鳥取大学医学部精神行動医学分野の兼子幸一教授、岩田正明准教授、山梨豪彦助教らのグループは、人の体内でつくられる「βヒドロキシ酪酸(BHB)」に抗うつ作用があることを明らかにしました。
うつ病の治療には主に抗うつ薬が用いられますが、残念ながら一部の患者さんには十分な効果が得られません。抗うつ薬は共通の薬理作用を基盤にしていることから、新たなメカニズムに基づいた抗うつ治療法の開発が課題となっています。脳内の炎症性物質がうつ病の病態に関与していることが多くの研究で示唆されており、炎症性物質を抑えることがうつ病の治療となる可能性があります。BHBは糖分が不足した際に体内で作られる物質の一種であり、炎症を抑える作用があることが近年報告されました。本研究では、慢性ストレスによるうつ病モデルラットに対して繰り返しBHBを投与し行動を評価したところ、BHBを投与したラットは抑うつ的な行動が減弱することを発見しました。このことから、BHBに抗うつ作用がある可能性が示唆されました。さらに急性のストレスにより、脳内の海馬におけるインターロイキン-1β(炎症性物質)が増加しましたが、BHBを事前に投与することでそれらの増加が抑えられました。今回の研究で、BHBがストレス時の有害な物質の増加を抑えることで抗うつ作用を発揮することが示唆されました。

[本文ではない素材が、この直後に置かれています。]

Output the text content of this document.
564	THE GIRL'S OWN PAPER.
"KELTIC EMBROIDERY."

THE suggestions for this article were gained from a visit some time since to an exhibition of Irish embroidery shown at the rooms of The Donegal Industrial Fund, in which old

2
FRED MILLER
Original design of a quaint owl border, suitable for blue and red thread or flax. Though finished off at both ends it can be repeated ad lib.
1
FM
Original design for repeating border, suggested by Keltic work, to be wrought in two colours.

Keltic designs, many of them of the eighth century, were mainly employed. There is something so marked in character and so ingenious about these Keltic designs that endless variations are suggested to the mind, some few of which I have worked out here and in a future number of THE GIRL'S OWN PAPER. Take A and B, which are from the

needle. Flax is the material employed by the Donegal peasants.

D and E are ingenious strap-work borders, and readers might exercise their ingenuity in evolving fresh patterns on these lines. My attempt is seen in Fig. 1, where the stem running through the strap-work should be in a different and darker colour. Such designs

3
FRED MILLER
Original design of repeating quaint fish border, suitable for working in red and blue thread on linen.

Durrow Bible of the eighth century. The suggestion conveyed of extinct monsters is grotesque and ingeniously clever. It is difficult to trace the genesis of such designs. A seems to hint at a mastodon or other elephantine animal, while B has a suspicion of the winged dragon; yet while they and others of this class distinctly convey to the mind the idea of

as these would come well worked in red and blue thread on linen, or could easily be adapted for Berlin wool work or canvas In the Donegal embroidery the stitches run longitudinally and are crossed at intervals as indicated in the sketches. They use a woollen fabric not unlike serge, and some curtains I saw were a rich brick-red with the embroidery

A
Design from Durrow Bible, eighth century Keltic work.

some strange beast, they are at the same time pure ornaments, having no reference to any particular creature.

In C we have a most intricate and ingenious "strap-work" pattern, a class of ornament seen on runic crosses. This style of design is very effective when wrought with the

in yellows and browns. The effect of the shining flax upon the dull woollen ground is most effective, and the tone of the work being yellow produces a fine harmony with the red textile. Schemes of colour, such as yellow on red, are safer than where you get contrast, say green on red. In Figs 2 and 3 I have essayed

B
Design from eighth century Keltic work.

現在使用されているうつ病の治療薬は神経と神経のつなぎ目であるシナプスで「モノアミン」という物質を増やすことを主作用としています。今回の発見はこれまでとは全く異なる作用機序でうつ病の予防・治癒を目指すものです。難治性うつ病と言われる患者さんの中には体内の炎症性物質が高いと言われており、従来の抗うつ薬で改善を認めない患者さんへの効果が期待されます。BHBは様々な方法で生体内でも産生量を増やすことができます。
今後は、BHBによる抗うつ治療を臨床的に応用できる方法を模索し、研究を進めていまいります。